Desde que empecé a escribir en este blog, o quizá desde un poco antes, me muevo por estos mundos de Dios con un punto de atención mayor del que tenía antes, fijándome en las cosas que me suceden y cómo me afectan, tratando de tener una mente abierta a las enseñanzas que se puedan ocultar en cada momento. Pues en eso andaba cuando hace unos días cogí el metro de Madrid, rico en género humano, coincidiendo en el vagón con dos personas, desconocidas entre sí, aquejadas de algún grado de paranoia.

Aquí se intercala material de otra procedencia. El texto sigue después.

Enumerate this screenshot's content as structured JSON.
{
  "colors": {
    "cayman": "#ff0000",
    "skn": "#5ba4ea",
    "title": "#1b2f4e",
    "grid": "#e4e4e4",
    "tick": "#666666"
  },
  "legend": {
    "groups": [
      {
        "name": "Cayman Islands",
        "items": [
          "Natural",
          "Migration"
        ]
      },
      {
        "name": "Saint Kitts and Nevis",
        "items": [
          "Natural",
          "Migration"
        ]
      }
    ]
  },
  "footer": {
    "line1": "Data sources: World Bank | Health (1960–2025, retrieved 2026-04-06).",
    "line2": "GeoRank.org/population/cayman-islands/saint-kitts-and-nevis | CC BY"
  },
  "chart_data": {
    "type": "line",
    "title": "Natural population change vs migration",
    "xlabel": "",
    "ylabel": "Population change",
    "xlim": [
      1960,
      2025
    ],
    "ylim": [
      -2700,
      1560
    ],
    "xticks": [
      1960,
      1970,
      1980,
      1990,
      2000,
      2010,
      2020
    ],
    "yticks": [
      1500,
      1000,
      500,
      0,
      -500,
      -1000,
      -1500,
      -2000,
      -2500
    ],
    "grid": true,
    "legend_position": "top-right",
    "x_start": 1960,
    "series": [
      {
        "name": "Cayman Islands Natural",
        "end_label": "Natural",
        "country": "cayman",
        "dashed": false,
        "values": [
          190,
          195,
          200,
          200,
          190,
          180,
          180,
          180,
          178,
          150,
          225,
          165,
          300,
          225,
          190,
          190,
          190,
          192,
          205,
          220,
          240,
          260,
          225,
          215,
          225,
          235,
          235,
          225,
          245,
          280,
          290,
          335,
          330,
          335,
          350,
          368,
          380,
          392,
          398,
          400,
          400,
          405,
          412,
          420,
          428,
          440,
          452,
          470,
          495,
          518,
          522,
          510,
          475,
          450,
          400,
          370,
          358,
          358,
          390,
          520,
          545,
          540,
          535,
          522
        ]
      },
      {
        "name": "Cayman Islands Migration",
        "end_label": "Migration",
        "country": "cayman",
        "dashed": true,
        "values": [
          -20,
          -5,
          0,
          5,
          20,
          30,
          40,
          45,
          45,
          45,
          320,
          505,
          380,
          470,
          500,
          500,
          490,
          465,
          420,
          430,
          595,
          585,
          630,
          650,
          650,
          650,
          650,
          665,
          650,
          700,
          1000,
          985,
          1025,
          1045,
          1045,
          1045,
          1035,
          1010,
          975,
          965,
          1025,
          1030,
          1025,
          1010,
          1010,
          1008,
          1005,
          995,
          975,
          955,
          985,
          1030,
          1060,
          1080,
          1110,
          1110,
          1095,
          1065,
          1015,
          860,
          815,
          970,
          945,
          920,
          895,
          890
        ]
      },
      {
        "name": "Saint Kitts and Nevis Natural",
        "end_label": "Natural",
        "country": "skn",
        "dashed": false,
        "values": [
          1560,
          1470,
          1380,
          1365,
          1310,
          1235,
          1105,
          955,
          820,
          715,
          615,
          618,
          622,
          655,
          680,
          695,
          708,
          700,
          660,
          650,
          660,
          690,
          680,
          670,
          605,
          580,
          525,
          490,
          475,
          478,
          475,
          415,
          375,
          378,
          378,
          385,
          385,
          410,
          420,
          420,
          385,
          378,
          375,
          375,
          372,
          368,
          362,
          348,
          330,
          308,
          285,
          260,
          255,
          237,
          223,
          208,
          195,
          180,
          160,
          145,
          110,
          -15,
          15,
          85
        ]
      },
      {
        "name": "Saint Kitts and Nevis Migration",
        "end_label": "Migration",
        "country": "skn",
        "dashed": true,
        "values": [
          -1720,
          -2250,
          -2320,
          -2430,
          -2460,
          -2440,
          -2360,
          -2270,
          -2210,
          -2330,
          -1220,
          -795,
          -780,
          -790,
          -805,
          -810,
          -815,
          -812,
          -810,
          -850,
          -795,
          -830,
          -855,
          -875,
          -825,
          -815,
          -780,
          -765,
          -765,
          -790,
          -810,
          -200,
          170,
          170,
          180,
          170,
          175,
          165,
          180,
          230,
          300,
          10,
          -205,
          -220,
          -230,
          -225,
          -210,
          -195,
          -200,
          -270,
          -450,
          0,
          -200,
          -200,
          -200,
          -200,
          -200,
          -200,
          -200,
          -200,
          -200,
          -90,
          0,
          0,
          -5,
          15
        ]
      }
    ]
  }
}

Uno de ellos no dejaba de repetir, una y otra vez, dos o tres frases recurrentes sobre las mujeres y el Real Madrid, finalizándolas con un contundente ¡Ahí queda eso, ahí queda eso! La gente del vagón, entre los que me incluyo, no podían evitar sonreír, pero el que más abiertamente se divertía era el que, cada dos minutos aproximadamente, tosía de forma sonora y artificial como queriendo llamar la atención. Eso me resultó curioso…
Pero conste que no los quiero llamar paranoicos, no me gustan las etiquetas, son como sentencias a cadena perpetua, y nadie merece llevarlas. Todos nosotros, a lo largo de la vida, vamos coleccionando un buen número de ellas, pero valen, como mucho, para un período muy concreto de tiempo. El hombre no está nunca “acabado”, siempre se mueve, cambia, crece y supera infinitos obstáculos. Esa es la verdadera historia del hombre.
Se me ocurre que andar poniendo etiquetas es también una forma de paranoia (¿lo es?), pues resulta ser algo que hacemos repetidamente, sin darnos cuenta, y con la falsa seguridad de que controlamos lo etiquetado. Decimos: Fulanito de tal es esto o lo otro, y así se acaba con el problema, el misterio del tal fulanito ha sido resuelto… No nos extrañe luego llevarnos sorpresas, porque las etiquetas nunca se ajustan a la realidad. Si no nos dejáramos llevar por lo fácil que supone etiquetar, entraríamos en otro plano, saldríamos de nuestro pequeño mundo y nos encontraríamos con uno mucho más amplio, el de la comprensión, una actitud, sin duda, más propia de filósofos.